Configuration records

Formerly configuration was done by using pageTS (see below). This is still possible (fully backwards compatible) but not recommended. Instead of writing pageTS simply create a configuration record (table: tx_crawler_configuration) and put it on the topmost page of the pagetree you want to affect with this configuration.

The fields in these records are related to the pageTS keys described below.

Fields and their pageTS equivalents

General

Backend configuration record: General

Backend configuration record: General

Name

Corresponds to the "key" part in the pageTS setup e.g. tx_crawler.crawlerCfg.paramSets.myConfigurationKeyName

Protocol for crawling

Force HTTP, HTTPS or keep the configured protocol

Processing instruction filter

List of processing instructions. See also: paramSets.[key].procInstrFilter

Base URL

Set baseUrl (most likely the same as the entry point configured in your site configuration)

Pids only

List of Page Ids to limit this configuration to. See also: paramSets.[key].pidsOnly

Exclude pages

Comma separated list of page ids which should not be crawled. You can do recursive exclusion by adding uid`+`depth e.g. 6+3, this will ensure that all pages including pageUid 6 and 3 levels down will not be crawled.

Configuration

Parameter configuration. The values of GET variables are according to a special syntax. See also: paramSets.[key]

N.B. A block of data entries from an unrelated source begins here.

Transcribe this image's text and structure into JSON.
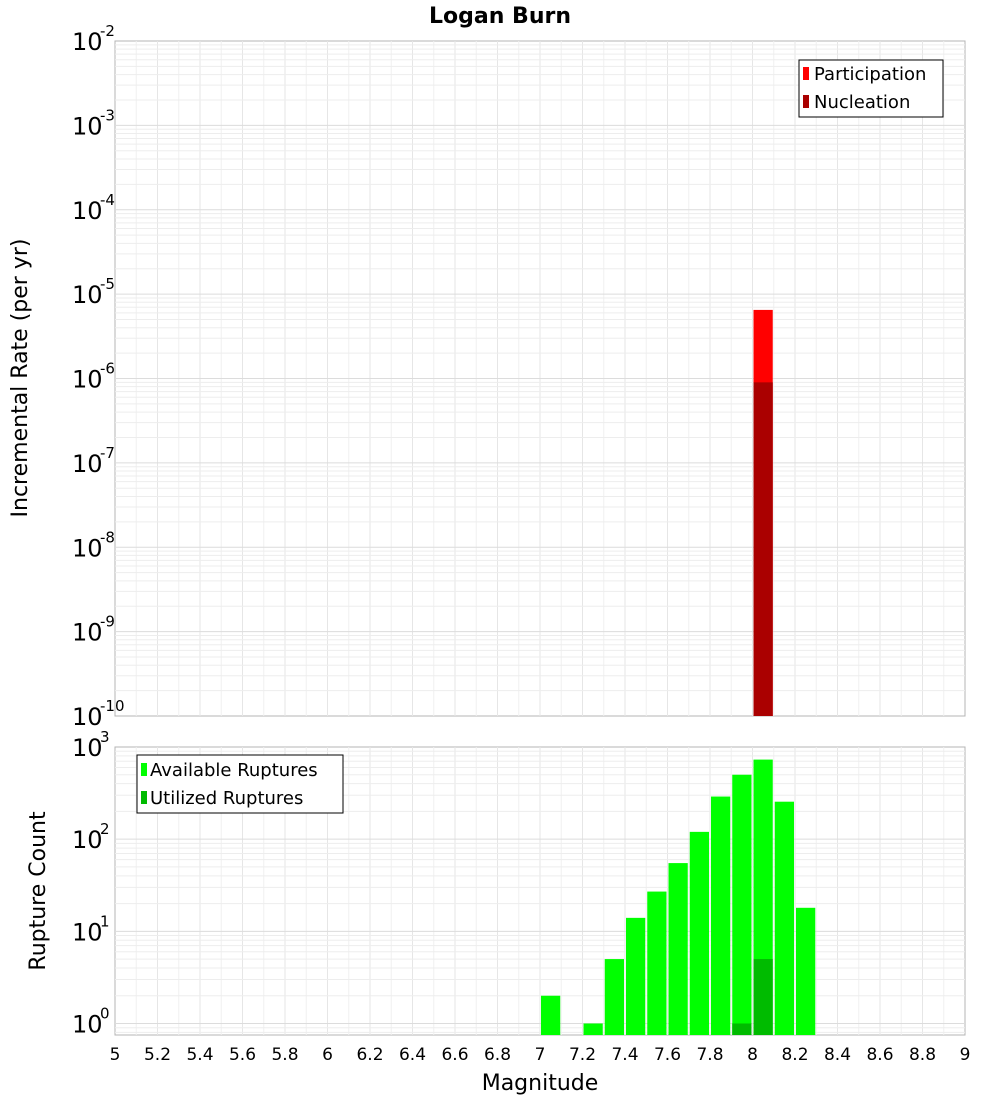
{
  "chart_data": [
    {
      "type": "bar",
      "title": "Logan Burn",
      "xlabel": "",
      "ylabel": "Incremental Rate (per yr)",
      "y_scale": "log",
      "xlim": [
        5,
        9
      ],
      "ylim": [
        1e-10,
        0.01
      ],
      "grid": true,
      "legend_position": "top-right",
      "series": [
        {
          "name": "Participation",
          "color": "#ff0000",
          "x": [
            8.05
          ],
          "values": [
            6.5e-06
          ]
        },
        {
          "name": "Nucleation",
          "color": "#aa0000",
          "x": [
            8.05
          ],
          "values": [
            9e-07
          ]
        }
      ],
      "y_ticks": [
        {
          "base": "10",
          "exp": "-2",
          "value": 0.01
        },
        {
          "base": "10",
          "exp": "-3",
          "value": 0.001
        },
        {
          "base": "10",
          "exp": "-4",
          "value": 0.0001
        },
        {
          "base": "10",
          "exp": "-5",
          "value": 1e-05
        },
        {
          "base": "10",
          "exp": "-6",
          "value": 1e-06
        },
        {
          "base": "10",
          "exp": "-7",
          "value": 1e-07
        },
        {
          "base": "10",
          "exp": "-8",
          "value": 1e-08
        },
        {
          "base": "10",
          "exp": "-9",
          "value": 1e-09
        },
        {
          "base": "10",
          "exp": "-10",
          "value": 1e-10
        }
      ]
    },
    {
      "type": "bar",
      "xlabel": "Magnitude",
      "ylabel": "Rupture Count",
      "y_scale": "log",
      "xlim": [
        5,
        9
      ],
      "ylim": [
        0.75,
        1000
      ],
      "grid": true,
      "legend_position": "top-left",
      "series": [
        {
          "name": "Available Ruptures",
          "color": "#00ff00",
          "x": [
            7.05,
            7.25,
            7.35,
            7.45,
            7.55,
            7.65,
            7.75,
            7.85,
            7.95,
            8.05,
            8.15,
            8.25
          ],
          "values": [
            2,
            1,
            5,
            14,
            27,
            55,
            120,
            290,
            500,
            730,
            255,
            18
          ]
        },
        {
          "name": "Utilized Ruptures",
          "color": "#00bb00",
          "x": [
            7.95,
            8.05
          ],
          "values": [
            1,
            5
          ]
        }
      ],
      "y_ticks": [
        {
          "base": "10",
          "exp": "3",
          "value": 1000
        },
        {
          "base": "10",
          "exp": "2",
          "value": 100
        },
        {
          "base": "10",
          "exp": "1",
          "value": 10
        },
        {
          "base": "10",
          "exp": "0",
          "value": 1
        }
      ],
      "x_ticks": [
        "5",
        "5.2",
        "5.4",
        "5.6",
        "5.8",
        "6",
        "6.2",
        "6.4",
        "6.6",
        "6.8",
        "7",
        "7.2",
        "7.4",
        "7.6",
        "7.8",
        "8",
        "8.2",
        "8.4",
        "8.6",
        "8.8",
        "9"
      ]
    }
  ]
}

Processing instruction parameters

Options for processing instructions. Will be defined in the respective third party modules. See also: paramSets.[key].procInstrParams

Crawl with FE user groups

User groups to set for the request. See also: paramSets.[key].userGroups and the hint in create-crawler-configuration

Access

Backend configuration record: Access

Backend configuration record: Access

Hide

If activated the configuration record is not taken into account.

Restrict access to

Restricts access to this configuration record to selected backend user groups. Empty means no restriction is set.